LLDA pushes Paranaque spillway project drafted in ’70s

By Riza T. Olchondra

From Philippine Daily Inquirer


An underground spillway designed to speed up the flow of water from Laguna de Bay to Manila Bay can help ease the problem of flooding in lakeshore communities, according to the Laguna Lake Development Authority (LLDA).


The agency said in a statement that it has urged the government to prioritize the project which is expected to alleviate the massive flooding around Laguna de Bay, including Metro Manila, during the rainy season.


The “Parañaque Spillway” was originally conceptualized back in the 1970s along with the existing Napindan Hydraulic Control Structure and Manggahan Floodway.

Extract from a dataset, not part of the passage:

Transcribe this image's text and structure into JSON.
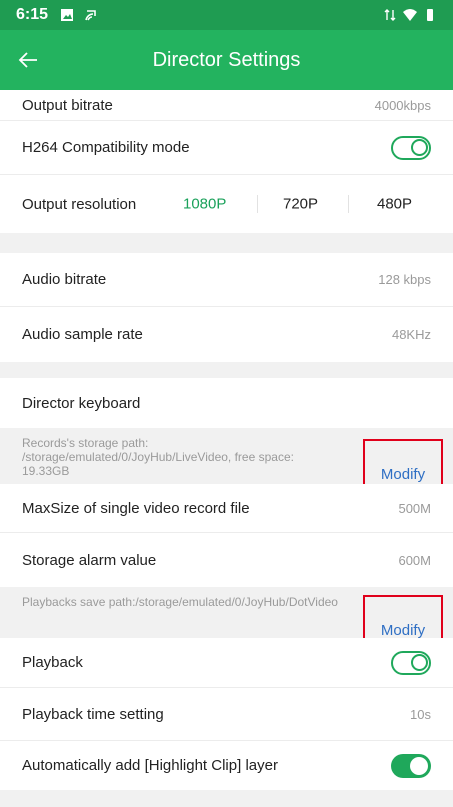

However, the LLDA said it would have to modify the design since a conventional spillway was no longer feasible given the dense population and urban buildup at the proposed site.


It has instead proposed the construction of an underground tunnel which is designed to allow up to 350 m³/s of water to be discharged from Laguna de Bay into Manila Bay.


The tunnel will be passing through a narrow neck of land (7.2 km) westward from a point near Sucat, Parañaque City, on the shoreline of Laguna de Bay until Manila Bay.


According to the study conducted by the LLDA Project Development and Monitoring Evaluation Division, water buildup in Laguna de Bay during typhoons can be much better controlled with the underground spillway.


Without the project, the lake water level reduction is about 0.60 meters a month. This is expected to go up to 1.0 meter per month with the construction of the spillway, the agency said.


Secretary Neric Acosta, presidential adviser for environmental protection and LLDA general manager, said that the spillway  should be done in combination with other measures to control flooding such as improved catchment management, creation of a floodplain storage in the Marikina catchment as well as the dredging of Pasig River, Napindan Channel and small tributaries surrounding the lake to ease water flow.


“We should look into a more long-term and holistic approach to flood control and disaster mitigation,” Acosta added. “This would involve rehabilitating the watershed through aggressive tree-planting, resettlement of households that are vulnerable to flooding, propagation of proper waste disposal through materials recovery facilities and the installation of a flood warning system,” he said.

The Parañaque Spillway project was revived following torrential rains spawned by the monsoon which inundated a huge part of Metro Manila more than two weeks ago.